The Insider Risk
In January Morgan Stanley caught one of it’s financial advisors, Galen Marsh, after he stole data on 350,000 clients and someone posted part of it on the Internet.
This month a JPMorgan employee, Peter Persaud, was arrested for selling customer data to an undercover FBI snitch.
While both of these people were in the financial services world, insiders taking information is certainly not limited to that industry.
We hear stories all the time of sales people taking their Rolodex with them when they leave a company.
We hear stories of tech people taking code with them and to a lesser extent, taking customer lists.
The scary question is the part that we do not hear about.
In the case of Marsh (see WSJ article), he admitted to taking the data. He did, however, claim that he did not post it online (where it was found), nor did he try and sell it. The information which did appear on the Internet included names, account numbers, state of residence and asset values.
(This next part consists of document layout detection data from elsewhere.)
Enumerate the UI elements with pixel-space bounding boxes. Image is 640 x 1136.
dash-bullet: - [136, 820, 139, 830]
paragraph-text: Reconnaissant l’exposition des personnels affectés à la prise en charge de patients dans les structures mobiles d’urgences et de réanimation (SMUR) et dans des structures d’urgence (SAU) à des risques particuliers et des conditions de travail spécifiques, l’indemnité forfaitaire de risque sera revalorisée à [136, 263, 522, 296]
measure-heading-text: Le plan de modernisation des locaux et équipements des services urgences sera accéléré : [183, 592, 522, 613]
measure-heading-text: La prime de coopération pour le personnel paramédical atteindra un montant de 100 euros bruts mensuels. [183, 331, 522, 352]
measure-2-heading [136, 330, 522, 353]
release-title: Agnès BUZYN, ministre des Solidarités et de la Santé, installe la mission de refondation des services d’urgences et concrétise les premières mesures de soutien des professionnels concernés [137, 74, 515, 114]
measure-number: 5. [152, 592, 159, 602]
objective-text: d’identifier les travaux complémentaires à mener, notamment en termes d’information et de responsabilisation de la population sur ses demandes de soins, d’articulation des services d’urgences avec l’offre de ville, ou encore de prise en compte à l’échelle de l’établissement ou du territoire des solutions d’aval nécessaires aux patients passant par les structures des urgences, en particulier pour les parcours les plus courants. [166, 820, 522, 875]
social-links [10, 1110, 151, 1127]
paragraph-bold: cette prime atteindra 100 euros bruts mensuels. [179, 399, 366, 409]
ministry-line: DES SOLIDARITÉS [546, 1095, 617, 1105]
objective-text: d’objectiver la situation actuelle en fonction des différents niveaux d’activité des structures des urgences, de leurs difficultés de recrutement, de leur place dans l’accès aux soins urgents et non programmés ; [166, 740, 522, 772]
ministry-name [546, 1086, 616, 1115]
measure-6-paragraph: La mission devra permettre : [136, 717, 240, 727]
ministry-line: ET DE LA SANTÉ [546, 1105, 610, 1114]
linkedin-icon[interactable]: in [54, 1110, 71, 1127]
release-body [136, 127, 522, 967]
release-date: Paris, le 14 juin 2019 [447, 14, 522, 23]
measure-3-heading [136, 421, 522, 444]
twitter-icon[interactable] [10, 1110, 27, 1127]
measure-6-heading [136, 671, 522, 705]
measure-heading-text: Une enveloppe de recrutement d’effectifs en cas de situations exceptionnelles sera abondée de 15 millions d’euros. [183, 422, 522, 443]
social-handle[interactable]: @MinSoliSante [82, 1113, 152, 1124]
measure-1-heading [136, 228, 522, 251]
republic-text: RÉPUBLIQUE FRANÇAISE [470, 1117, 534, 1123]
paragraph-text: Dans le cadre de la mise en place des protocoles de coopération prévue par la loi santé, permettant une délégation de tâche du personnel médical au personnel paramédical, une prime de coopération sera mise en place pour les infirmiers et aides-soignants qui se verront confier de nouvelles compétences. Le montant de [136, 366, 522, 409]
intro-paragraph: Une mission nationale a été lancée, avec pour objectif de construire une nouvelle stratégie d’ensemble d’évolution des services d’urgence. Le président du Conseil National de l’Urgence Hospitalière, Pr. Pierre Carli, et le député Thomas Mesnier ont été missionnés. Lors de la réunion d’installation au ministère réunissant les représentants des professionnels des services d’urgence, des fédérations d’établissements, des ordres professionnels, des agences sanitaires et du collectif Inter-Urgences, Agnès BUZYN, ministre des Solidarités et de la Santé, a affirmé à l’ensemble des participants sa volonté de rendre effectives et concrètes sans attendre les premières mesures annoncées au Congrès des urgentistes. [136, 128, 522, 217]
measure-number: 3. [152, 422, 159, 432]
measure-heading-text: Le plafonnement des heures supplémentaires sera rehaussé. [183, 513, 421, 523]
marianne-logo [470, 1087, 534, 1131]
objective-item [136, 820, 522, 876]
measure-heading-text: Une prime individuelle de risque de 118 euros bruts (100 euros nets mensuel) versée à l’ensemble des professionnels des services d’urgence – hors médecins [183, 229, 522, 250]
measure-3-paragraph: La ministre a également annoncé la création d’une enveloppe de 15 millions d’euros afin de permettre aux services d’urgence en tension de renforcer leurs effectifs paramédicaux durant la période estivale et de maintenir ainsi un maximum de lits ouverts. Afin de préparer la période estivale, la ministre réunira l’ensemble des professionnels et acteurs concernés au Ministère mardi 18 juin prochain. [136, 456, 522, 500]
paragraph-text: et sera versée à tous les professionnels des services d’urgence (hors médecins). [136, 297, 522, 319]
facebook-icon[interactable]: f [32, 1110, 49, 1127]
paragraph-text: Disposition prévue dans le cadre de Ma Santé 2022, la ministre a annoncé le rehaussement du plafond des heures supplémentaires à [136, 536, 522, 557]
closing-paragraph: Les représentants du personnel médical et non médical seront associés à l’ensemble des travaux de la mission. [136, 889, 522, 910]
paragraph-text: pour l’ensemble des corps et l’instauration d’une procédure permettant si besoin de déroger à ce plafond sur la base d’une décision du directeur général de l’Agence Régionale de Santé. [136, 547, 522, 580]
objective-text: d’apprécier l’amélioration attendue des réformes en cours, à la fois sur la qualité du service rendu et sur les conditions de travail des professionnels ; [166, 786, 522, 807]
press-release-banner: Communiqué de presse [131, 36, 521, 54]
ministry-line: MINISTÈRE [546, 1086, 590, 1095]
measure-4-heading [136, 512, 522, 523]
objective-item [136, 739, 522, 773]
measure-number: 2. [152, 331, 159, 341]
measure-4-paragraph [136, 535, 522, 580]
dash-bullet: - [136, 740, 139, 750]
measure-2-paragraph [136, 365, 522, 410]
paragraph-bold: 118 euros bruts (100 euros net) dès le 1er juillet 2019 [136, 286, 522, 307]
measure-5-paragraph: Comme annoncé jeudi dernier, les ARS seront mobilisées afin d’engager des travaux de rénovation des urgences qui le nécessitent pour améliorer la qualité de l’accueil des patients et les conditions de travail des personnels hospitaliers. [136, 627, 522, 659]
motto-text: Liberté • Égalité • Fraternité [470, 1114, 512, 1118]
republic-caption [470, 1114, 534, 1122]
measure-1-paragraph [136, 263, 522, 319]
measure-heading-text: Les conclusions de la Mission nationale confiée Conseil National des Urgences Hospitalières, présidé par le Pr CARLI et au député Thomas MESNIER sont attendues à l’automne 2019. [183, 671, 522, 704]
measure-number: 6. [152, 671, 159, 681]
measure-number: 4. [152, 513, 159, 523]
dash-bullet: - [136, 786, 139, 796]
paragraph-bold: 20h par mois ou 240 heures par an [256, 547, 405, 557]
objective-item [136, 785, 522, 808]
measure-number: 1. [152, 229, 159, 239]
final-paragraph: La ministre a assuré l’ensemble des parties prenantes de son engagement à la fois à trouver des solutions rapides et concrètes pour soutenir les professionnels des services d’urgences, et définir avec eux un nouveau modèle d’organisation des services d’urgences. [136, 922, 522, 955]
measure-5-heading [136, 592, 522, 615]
These were all high net worth clients, with balances in the hundreds of thousands to millions of dollars. He had been an employee since 2008 .
In the other case, Persaud was paid $2,500 by an FBI snitch in exchange for information on an account with a $19,000 balance. The snitch was supposed to pay him an additional $7,500 after he emptied the bank account. Also also tried to sell information on 4 other accounts with a combined balance of $150,000. (see Bloomberg article).
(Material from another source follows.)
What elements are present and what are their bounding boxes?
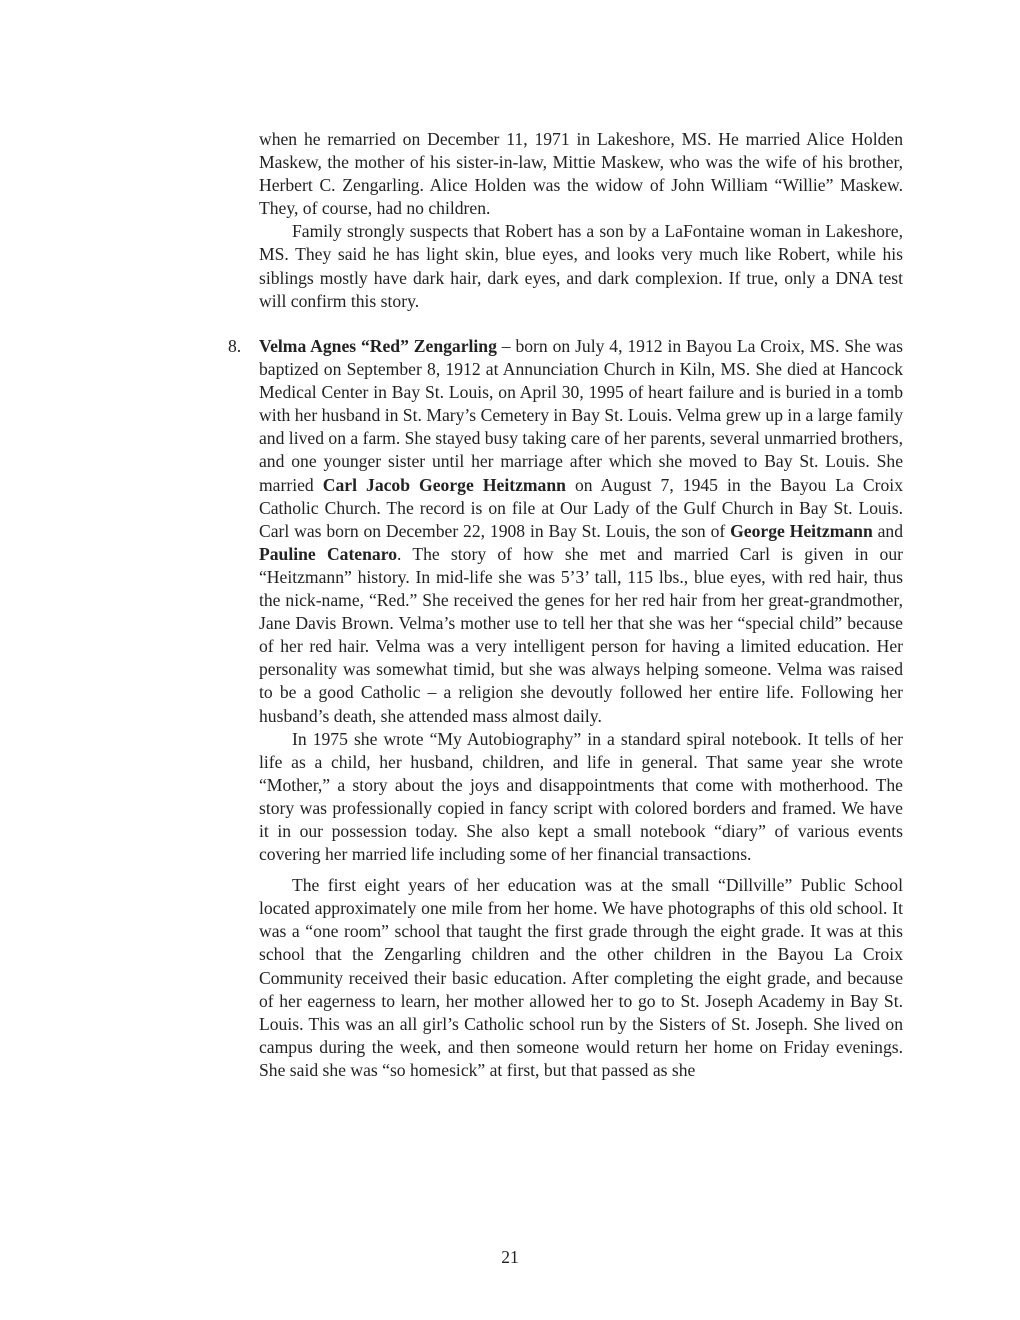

For every story that we hear about, where someone is discovered, arrested and prosecuted, there are thousands that we don’t know about. In some cases, companies find out about it but choose not to prosecute because they do not want customers or investors to find out that the data that they entrusted the company with is not safe. Not to pick on law firms, but they are a hot target, and there are few circumstances that require them to disclose breaches to their clients unless it contains health or credit information.
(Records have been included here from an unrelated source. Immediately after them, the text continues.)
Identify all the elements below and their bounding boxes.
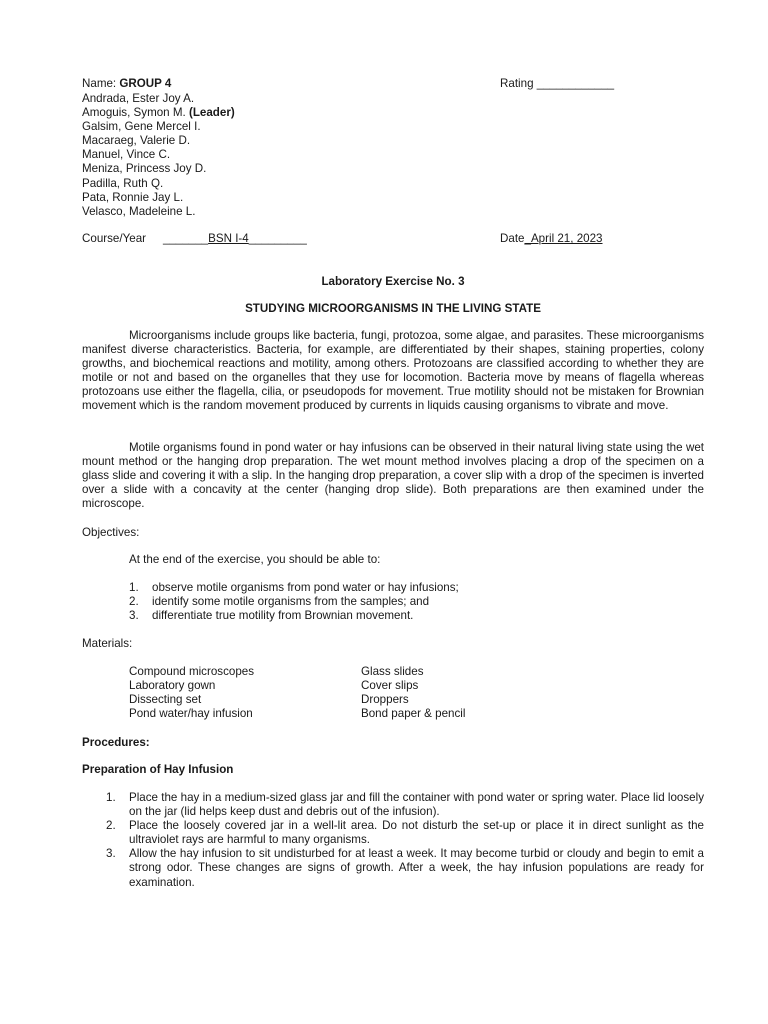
- member-name: Galsim, Gene Mercel I.: [82, 120, 201, 134]
- rating-line: [500, 77, 614, 91]
- procedure-item: 1. Place the hay in a medium-sized glass jar and fill the container with pond water or spring water. Place lid loosely on the jar (lid helps keep dust and debris out of the infusion).: [106, 791, 704, 819]
- name-line: [82, 77, 171, 91]
- objective-item: 2. identify some motile organisms from the samples; and: [129, 595, 430, 609]
- course-year-value: _______BSN I-4_________: [163, 232, 307, 245]
- objective-item: 3. differentiate true motility from Brownian movement.: [129, 609, 414, 623]
- exercise-number: Laboratory Exercise No. 3: [321, 275, 465, 288]
- member-name-leader: Amoguis, Symon M. (Leader): [82, 106, 235, 120]
- date-value: _April 21, 2023: [524, 232, 603, 245]
- objectives-list: [129, 581, 459, 623]
- procedures-heading: Procedures:: [82, 736, 150, 749]
- exercise-title: STUDYING MICROORGANISMS IN THE LIVING STATE: [245, 302, 541, 315]
- procedure-item: 3. Allow the hay infusion to sit undisturbed for at least a week. It may become turbid or cloudy and begin to emit a strong odor. These changes are signs of growth. After a week, the hay infusion populations are ready for examination.: [106, 847, 704, 889]
- intro-paragraph: Microorganisms include groups like bacteria, fungi, protozoa, some algae, and parasites. These microorganisms manifest diverse characteristics. Bacteria, for example, are differentiated by their shapes, staining properties, colony growths, and biochemical reactions and motility, among others. Protozoans are classified according to whether they are motile or not and based on the organelles that they use for locomotion. Bacteria move by means of flagella whereas protozoans use either the flagella, cilia, or pseudopods for movement. True motility should not be mistaken for Brownian movement which is the random movement produced by currents in liquids causing organisms to vibrate and move.: [82, 329, 704, 413]
- procedures-list: [106, 791, 704, 890]
- leader-tag: (Leader): [188, 106, 235, 120]
- method-paragraph: Motile organisms found in pond water or hay infusions can be observed in their natural living state using the wet mount method or the hanging drop preparation. The wet mount method involves placing a drop of the specimen on a glass slide and covering it with a slip. In the hanging drop preparation, a cover slip with a drop of the specimen is inverted over a slide with a concavity at the center (hanging drop slide). Both preparations are then examined under the microscope.: [82, 441, 704, 511]
- date-label: Date: [500, 232, 525, 245]
- member-list: [82, 92, 235, 219]
- course-label: Course/Year: [82, 232, 147, 245]
- rating-label: Rating: [500, 77, 537, 90]
- name-label: Name:: [82, 77, 120, 90]
- rating-blank: ____________: [536, 77, 615, 90]
- course-value: BSN I-4: [208, 232, 249, 245]
- member-name: Padilla, Ruth Q.: [82, 176, 164, 190]
- member-name: Velasco, Madeleine L.: [82, 204, 196, 218]
- member-name: Macaraeg, Valerie D.: [82, 134, 191, 148]
- document-page: Name: GROUP 4 Rating ____________ Andrada, Ester Joy A. Amoguis, Symon M. (Leader) Galsim, Gene Mercel I. Macaraeg, Valerie D. Manuel, Vince C. Meniza, Princess Joy D. Padilla, Ruth Q. Pata, Ronnie Jay L. Velasco, Madeleine L. Course/Year _______BSN I-4_________ Date_April 21, 2023 Laboratory Exercise No. 3 STUDYING MICROORGANISMS IN THE LIVING STATE Microorganisms include groups like bacteria, fungi, protozoa, some algae, and parasites. These microorganisms manifest diverse characteristics. Bacteria, for example, are differentiated by their shapes, staining properties, colony growths, and biochemical reactions and motility, among others. Protozoans are classified according to whether they are motile or not and based on the organelles that they use for locomotion. Bacteria move by means of flagella whereas protozoans use either the flagella, cilia, or pseudopods for movement. True motility should not be mistaken for Brownian movement which is the random movement produced by currents in liquids causing organisms to vibrate and move. Motile organisms found in pond water or hay infusions can be observed in their natural living state using the wet mount method or the hanging drop preparation. The wet mount method involves placing a drop of the specimen on a glass slide and covering it with a slip. In the hanging drop preparation, a cover slip with a drop of the specimen is inverted over a slide with a concavity at the center (hanging drop slide). Both preparations are then examined under the microscope. Objectives: At the end of the exercise, you should be able to: 1. observe motile organisms from pond water or hay infusions; 2. identify some motile organisms from the samples; and 3. differentiate true motility from Brownian movement. Materials: Compound microscopes Glass slides Laboratory gown Cover slips Dissecting set Droppers Pond water/hay infusion Bond paper & pencil Procedures: Preparation of Hay Infusion 1. Place the hay in a medium-sized glass jar and fill the container with pond water or spring water. Place lid loosely on the jar (lid helps keep dust and debris out of the infusion). 2. Place the loosely covered jar in a well-lit area. Do not disturb the set-up or place it in direct sunlight as the ultraviolet rays are harmful to many organisms. 3. Allow the hay infusion to sit undisturbed for at least a week. It may become turbid or cloudy and begin to emit a strong odor. These changes are signs of growth. After a week, the hay infusion populations are ready for examination.: [82, 77, 704, 889]
- objectives-heading: Objectives:: [82, 526, 140, 539]
- date-line: [500, 232, 603, 246]
- objective-item: 1. observe motile organisms from pond water or hay infusions;: [129, 581, 459, 594]
- objectives-intro: At the end of the exercise, you should be able to:: [129, 553, 381, 566]
- member-name: Pata, Ronnie Jay L.: [82, 190, 184, 204]
- member-name: Meniza, Princess Joy D.: [82, 162, 207, 176]
- procedure-item: 2. Place the loosely covered jar in a well-lit area. Do not disturb the set-up or place it in direct sunlight as the ultraviolet rays are harmful to many organisms.: [106, 819, 704, 847]
- group-name: GROUP 4: [119, 77, 172, 90]
- materials-heading: Materials:: [82, 637, 133, 650]
- procedures-subheading: Preparation of Hay Infusion: [82, 763, 234, 776]
- member-name: Andrada, Ester Joy A.: [82, 92, 195, 105]
- member-name: Manuel, Vince C.: [82, 148, 171, 162]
The questionS to ask yourself ARE this:
IF ONE OF MY EMPLOYEES WALKED OUT THE DOOR WITH MY CUSTOMER LIST, SALES DATA, TECHNICAL INFORMATION OR INVESTOR INFORMATION, WOULD I KNOW THAT THEY DID?
IF THEY SOLD IT ON THE DARK WEB, WOULD I KNOW?
For most companies, the answer is no. Chase spends about $250 million a year on cyber security and after the loss of 75,000,000 client accounts to hackers late last year, CEO Jamie Dimon promised to double that to $500 million.
In most cases, internal controls are lose and employees would not trigger any alarms if they copied data. After all, they are trusted – we hired them didn’t we?
A 2012 study found that almost half of the employees questioned would sell their corporate credentials for $150. Whether half or $150 are exactly correct or not, the fact that any would sell it for a few hundred dollars speaks to the fact that employees don’t have much loyalty to companies who, they think, will show them the door if it is convenient to the company.
How much do you spend on cyber security?